Suppose that I'm interested in finding all group homomorphisms from $\mathbb{Z}_7$ to $\mathbb{Z}_{12}$. The textbook has provided a brief explanation:
Let $\phi$ be such a homomorphism. Since the kernel of ϕ must be a subgroup of $\mathbb{Z}_7$, there are only two possible kernels, $\{0\}$ and all of $\mathbb{Z}_7$. The image of a subgroup of $\mathbb{Z}_7$ must be a subgroup of $\mathbb{Z}_{12}$. Hence, there is no injective homomorphism; otherwise, $\mathbb{Z}_{12}$ would have a subgroup of order $7$, which is impossible. Consequently, the only possible homomorphism from $\mathbb{Z}_{7}$ to $\mathbb{Z}_{12}$ is the one mapping all elements to zero.
The explanation makes sense except for the conclusion. Why does non-injectivity imply the above conclusion?

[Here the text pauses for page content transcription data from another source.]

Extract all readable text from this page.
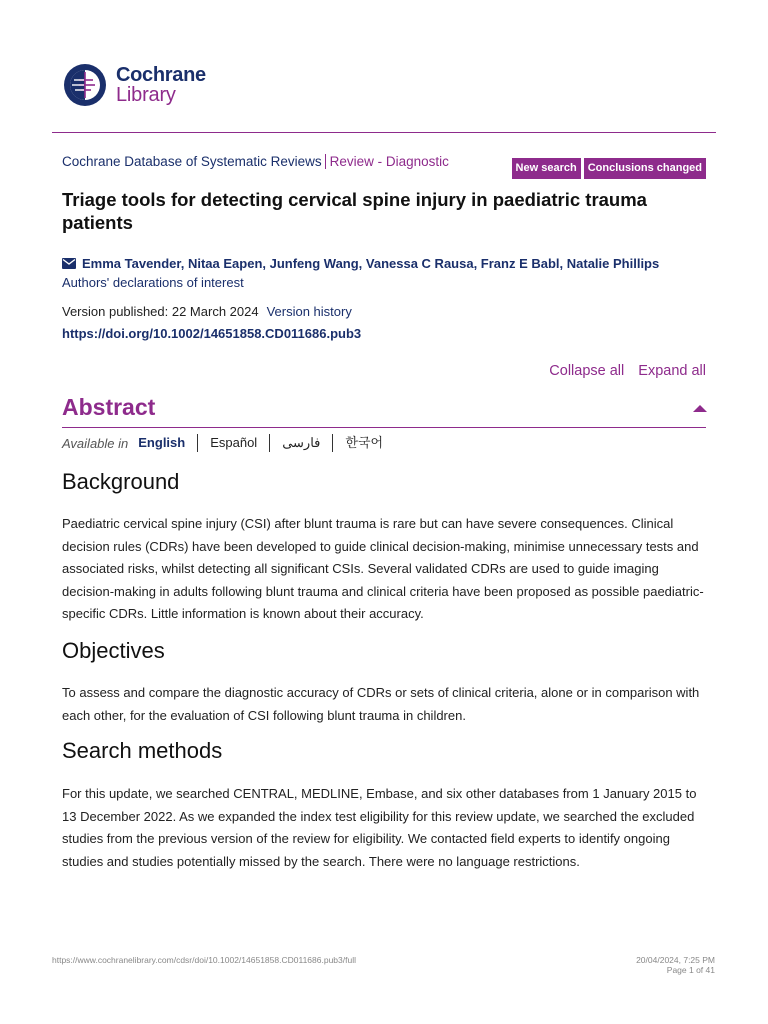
Cochrane
Library
Cochrane Database of Systematic Reviews Review - Diagnostic	New search	Conclusions changed
Triage tools for detecting cervical spine injury in paediatric trauma patients
Emma Tavender, Nitaa Eapen, Junfeng Wang, Vanessa C Rausa, Franz E Babl, Natalie Phillips
Authors' declarations of interest
Version published: 22 March 2024 Version history
https://doi.org/10.1002/14651858.CD011686.pub3
Collapse all Expand all
Abstract
Available in English	Español	فارسی	한국어
Background

Paediatric cervical spine injury (CSI) after blunt trauma is rare but can have severe consequences. Clinical decision rules (CDRs) have been developed to guide clinical decision-making, minimise unnecessary tests and associated risks, whilst detecting all significant CSIs. Several validated CDRs are used to guide imaging decision-making in adults following blunt trauma and clinical criteria have been proposed as possible paediatric-specific CDRs. Little information is known about their accuracy.

Objectives

To assess and compare the diagnostic accuracy of CDRs or sets of clinical criteria, alone or in comparison with each other, for the evaluation of CSI following blunt trauma in children.

Search methods

For this update, we searched CENTRAL, MEDLINE, Embase, and six other databases from 1 January 2015 to 13 December 2022. As we expanded the index test eligibility for this review update, we searched the excluded studies from the previous version of the review for eligibility. We contacted field experts to identify ongoing studies and studies potentially missed by the search. There were no language restrictions.

https://www.cochranelibrary.com/cdsr/doi/10.1002/14651858.CD011686.pub3/full	20/04/2024, 7:25 PM
Page 1 of 41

There are only two possibilites for the homomorphism: trivial or injective (this corresponds to the only two possibilities for the kernel: kernel $\Bbb Z_7$ gives trivial homomorphism and kernel $\{0\}$ gives injective homomorphism). They have concluded that injective isn't possible, so trivial is the only option left.

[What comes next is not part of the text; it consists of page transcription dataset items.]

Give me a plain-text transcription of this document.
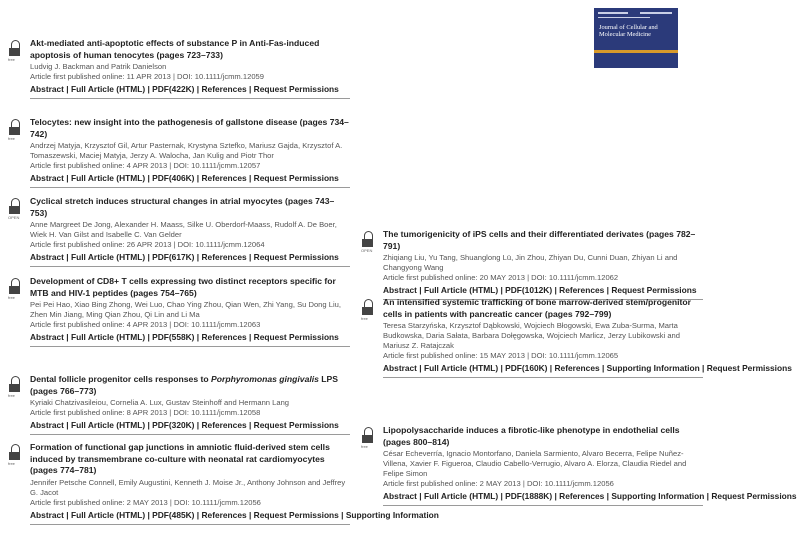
Journal of Cellular and Molecular Medicine
free
Akt-mediated anti-apoptotic effects of substance P in Anti-Fas-induced apoptosis of human tenocytes (pages 723–733)
Ludvig J. Backman and Patrik Danielson
Article first published online: 11 APR 2013 | DOI: 10.1111/jcmm.12059
Abstract | Full Article (HTML) | PDF(422K) | References | Request Permissions
free
Telocytes: new insight into the pathogenesis of gallstone disease (pages 734–742)
Andrzej Matyja, Krzysztof Gil, Artur Pasternak, Krystyna Sztefko, Mariusz Gajda, Krzysztof A. Tomaszewski, Maciej Matyja, Jerzy A. Walocha, Jan Kulig and Piotr Thor
Article first published online: 4 APR 2013 | DOI: 10.1111/jcmm.12057
Abstract | Full Article (HTML) | PDF(406K) | References | Request Permissions
OPEN
Cyclical stretch induces structural changes in atrial myocytes (pages 743–753)
Anne Margreet De Jong, Alexander H. Maass, Silke U. Oberdorf-Maass, Rudolf A. De Boer, Wiek H. Van Gilst and Isabelle C. Van Gelder
Article first published online: 26 APR 2013 | DOI: 10.1111/jcmm.12064
Abstract | Full Article (HTML) | PDF(617K) | References | Request Permissions
free
Development of CD8+ T cells expressing two distinct receptors specific for MTB and HIV-1 peptides (pages 754–765)
Pei Pei Hao, Xiao Bing Zhong, Wei Luo, Chao Ying Zhou, Qian Wen, Zhi Yang, Su Dong Liu, Zhen Min Jiang, Ming Qian Zhou, Qi Lin and Li Ma
Article first published online: 4 APR 2013 | DOI: 10.1111/jcmm.12063
Abstract | Full Article (HTML) | PDF(558K) | References | Request Permissions
free
Dental follicle progenitor cells responses to Porphyromonas gingivalis LPS (pages 766–773)
Kyriaki Chatzivasileiou, Cornelia A. Lux, Gustav Steinhoff and Hermann Lang
Article first published online: 8 APR 2013 | DOI: 10.1111/jcmm.12058
Abstract | Full Article (HTML) | PDF(320K) | References | Request Permissions
free
Formation of functional gap junctions in amniotic fluid-derived stem cells induced by transmembrane co-culture with neonatal rat cardiomyocytes (pages 774–781)
Jennifer Petsche Connell, Emily Augustini, Kenneth J. Moise Jr., Anthony Johnson and Jeffrey G. Jacot
Article first published online: 2 MAY 2013 | DOI: 10.1111/jcmm.12056
Abstract | Full Article (HTML) | PDF(485K) | References | Request Permissions | Supporting Information
OPEN
The tumorigenicity of iPS cells and their differentiated derivates (pages 782–791)
Zhiqiang Liu, Yu Tang, Shuanglong Lü, Jin Zhou, Zhiyan Du, Cunni Duan, Zhiyan Li and Changyong Wang
Article first published online: 20 MAY 2013 | DOI: 10.1111/jcmm.12062
Abstract | Full Article (HTML) | PDF(1012K) | References | Request Permissions
free
An intensified systemic trafficking of bone marrow-derived stem/progenitor cells in patients with pancreatic cancer (pages 792–799)
Teresa Starzyńska, Krzysztof Dąbkowski, Wojciech Błogowski, Ewa Zuba-Surma, Marta Budkowska, Daria Sałata, Barbara Dołęgowska, Wojciech Marlicz, Jerzy Lubikowski and Mariusz Z. Ratajczak
Article first published online: 15 MAY 2013 | DOI: 10.1111/jcmm.12065
Abstract | Full Article (HTML) | PDF(160K) | References | Supporting Information | Request Permissions
free
Lipopolysaccharide induces a fibrotic-like phenotype in endothelial cells (pages 800–814)
César Echeverría, Ignacio Montorfano, Daniela Sarmiento, Alvaro Becerra, Felipe Nuñez-Villena, Xavier F. Figueroa, Claudio Cabello-Verrugio, Alvaro A. Elorza, Claudia Riedel and Felipe Simon
Article first published online: 2 MAY 2013 | DOI: 10.1111/jcmm.12056
Abstract | Full Article (HTML) | PDF(1888K) | References | Supporting Information | Request Permissions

A common alternative approach works on an element-by-element level: We know $0_7$ must be mapped to $0_{12}$. What about any of the other elements? Well, for any $n\in \Bbb Z_7$, we have $7\cdot n = 0_7$, so whatever we map $n$ to in $\Bbb Z_{12}$, that property must be upheld. Which $k\in \Bbb Z_{12}$ are such that $7\cdot k = 0_{12}$? Those are the only possible images of elements in $\Bbb Z_7$.